Independent observations and everyday user experience indicate that performance and reliability of large grid infrastructures may suffer from large and unpredictable variations. In this paper we study the impact of the job queuing time on processing of moldable tasks which are commonly found in large-scale production grids. We use the mean value and variance of makespan as the quality of service indicators. We develop a general task processing model to provide a quantitative comparison between two models: early and late job binding in a user-level overlay applied to the EGEE Grid infrastructure. We find that the late-binding model effectively defines a transformation of the distribution of makespan according to the Central Limit Theorem. As demonstrated by Monte Carlo simulations using real job traces, this transformation allows to substantially reduce the mean value and variance of makespan. For certain classes of applications task granularity may be adjusted such that a speedup of an order of magnitude or more may be achieved.
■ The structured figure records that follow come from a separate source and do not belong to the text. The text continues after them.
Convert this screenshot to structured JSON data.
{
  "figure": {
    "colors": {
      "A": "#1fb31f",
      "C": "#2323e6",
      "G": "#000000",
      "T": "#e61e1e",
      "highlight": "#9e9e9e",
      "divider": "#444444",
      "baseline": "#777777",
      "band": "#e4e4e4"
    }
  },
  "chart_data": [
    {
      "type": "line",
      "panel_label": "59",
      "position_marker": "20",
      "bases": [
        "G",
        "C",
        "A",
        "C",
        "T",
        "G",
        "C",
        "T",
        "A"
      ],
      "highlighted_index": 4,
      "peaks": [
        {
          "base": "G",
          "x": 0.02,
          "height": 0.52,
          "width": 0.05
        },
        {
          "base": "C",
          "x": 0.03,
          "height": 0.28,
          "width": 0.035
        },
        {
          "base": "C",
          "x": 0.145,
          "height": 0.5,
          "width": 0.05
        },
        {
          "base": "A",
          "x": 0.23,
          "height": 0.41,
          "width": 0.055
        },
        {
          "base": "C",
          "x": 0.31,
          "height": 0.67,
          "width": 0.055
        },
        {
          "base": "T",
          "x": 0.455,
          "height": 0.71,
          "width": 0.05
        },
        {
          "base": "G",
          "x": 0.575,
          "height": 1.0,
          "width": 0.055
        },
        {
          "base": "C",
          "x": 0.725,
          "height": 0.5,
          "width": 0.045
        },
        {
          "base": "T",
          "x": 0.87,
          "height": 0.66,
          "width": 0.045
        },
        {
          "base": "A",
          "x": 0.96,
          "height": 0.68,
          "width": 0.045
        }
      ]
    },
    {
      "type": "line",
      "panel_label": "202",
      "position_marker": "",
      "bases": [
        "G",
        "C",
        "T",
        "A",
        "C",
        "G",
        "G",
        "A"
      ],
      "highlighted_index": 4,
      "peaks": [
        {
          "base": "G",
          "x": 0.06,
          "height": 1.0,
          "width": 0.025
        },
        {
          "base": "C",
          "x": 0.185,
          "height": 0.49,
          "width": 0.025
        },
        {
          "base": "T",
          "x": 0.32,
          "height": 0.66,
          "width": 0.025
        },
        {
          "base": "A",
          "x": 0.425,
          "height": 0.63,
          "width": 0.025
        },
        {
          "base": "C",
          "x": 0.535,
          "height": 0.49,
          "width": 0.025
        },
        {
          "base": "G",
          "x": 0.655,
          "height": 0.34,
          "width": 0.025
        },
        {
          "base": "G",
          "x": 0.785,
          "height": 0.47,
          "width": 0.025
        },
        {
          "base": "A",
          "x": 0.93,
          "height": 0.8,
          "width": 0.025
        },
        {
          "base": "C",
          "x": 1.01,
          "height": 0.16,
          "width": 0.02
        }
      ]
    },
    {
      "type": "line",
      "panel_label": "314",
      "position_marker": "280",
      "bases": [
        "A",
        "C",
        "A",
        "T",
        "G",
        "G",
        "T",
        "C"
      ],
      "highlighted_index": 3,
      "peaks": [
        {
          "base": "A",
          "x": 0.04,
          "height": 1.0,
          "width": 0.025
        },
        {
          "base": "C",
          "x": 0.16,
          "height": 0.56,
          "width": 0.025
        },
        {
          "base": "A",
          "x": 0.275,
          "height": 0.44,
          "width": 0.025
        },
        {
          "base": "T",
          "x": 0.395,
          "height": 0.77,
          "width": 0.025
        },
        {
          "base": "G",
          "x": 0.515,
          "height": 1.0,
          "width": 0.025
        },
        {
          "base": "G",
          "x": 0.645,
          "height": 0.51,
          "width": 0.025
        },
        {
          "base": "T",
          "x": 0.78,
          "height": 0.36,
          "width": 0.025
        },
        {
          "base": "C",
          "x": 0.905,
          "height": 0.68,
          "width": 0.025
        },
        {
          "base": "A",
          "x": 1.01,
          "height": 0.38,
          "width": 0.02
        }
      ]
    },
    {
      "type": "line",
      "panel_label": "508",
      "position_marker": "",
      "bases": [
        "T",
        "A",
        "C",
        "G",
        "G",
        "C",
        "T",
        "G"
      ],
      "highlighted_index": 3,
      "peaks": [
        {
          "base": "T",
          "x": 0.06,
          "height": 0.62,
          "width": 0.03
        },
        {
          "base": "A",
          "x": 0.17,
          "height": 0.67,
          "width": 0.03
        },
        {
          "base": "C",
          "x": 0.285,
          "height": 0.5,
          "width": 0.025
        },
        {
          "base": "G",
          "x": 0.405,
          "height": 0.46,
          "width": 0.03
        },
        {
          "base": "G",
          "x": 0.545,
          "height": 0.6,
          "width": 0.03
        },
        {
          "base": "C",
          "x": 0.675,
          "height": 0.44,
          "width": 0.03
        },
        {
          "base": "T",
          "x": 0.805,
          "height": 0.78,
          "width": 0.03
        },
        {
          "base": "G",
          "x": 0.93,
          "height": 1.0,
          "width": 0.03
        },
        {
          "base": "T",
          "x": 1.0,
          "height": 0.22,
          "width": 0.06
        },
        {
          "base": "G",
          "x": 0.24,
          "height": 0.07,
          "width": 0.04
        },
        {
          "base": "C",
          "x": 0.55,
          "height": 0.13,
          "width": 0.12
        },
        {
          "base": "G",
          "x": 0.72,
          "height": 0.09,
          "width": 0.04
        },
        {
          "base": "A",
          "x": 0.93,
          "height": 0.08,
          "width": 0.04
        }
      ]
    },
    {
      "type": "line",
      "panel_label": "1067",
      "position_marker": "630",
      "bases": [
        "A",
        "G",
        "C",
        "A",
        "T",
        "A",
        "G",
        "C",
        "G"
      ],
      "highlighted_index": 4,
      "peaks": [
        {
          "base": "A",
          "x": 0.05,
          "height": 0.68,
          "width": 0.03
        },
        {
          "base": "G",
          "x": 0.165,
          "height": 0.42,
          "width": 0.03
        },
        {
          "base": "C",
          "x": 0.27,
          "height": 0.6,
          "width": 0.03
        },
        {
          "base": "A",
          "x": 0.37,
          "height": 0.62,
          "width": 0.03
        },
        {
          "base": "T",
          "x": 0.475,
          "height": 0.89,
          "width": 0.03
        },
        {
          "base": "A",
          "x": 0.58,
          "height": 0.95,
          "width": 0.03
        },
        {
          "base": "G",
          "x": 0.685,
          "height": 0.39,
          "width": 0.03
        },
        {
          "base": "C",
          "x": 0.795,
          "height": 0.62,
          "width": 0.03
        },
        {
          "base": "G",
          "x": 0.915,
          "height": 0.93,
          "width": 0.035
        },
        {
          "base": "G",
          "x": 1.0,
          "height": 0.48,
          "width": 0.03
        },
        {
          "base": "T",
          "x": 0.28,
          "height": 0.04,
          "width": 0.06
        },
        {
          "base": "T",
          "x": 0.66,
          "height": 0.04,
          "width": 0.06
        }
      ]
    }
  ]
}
We use this result to propose a general strategy for managing access to resources and optimization of workload based on Ganga and DIANE user-level overlay tools. Key features of this approach include: a late-binding scheduler, an ability to interface to a wide range of distributed systems, an ability to extend and customize the system to cover application-specific scheduling and processing patterns and finally, ease of use and lightweight deployment in the user space. We discuss the impact of this approach for some practical applications where efficient processing of many tasks is required to solve scientific problems.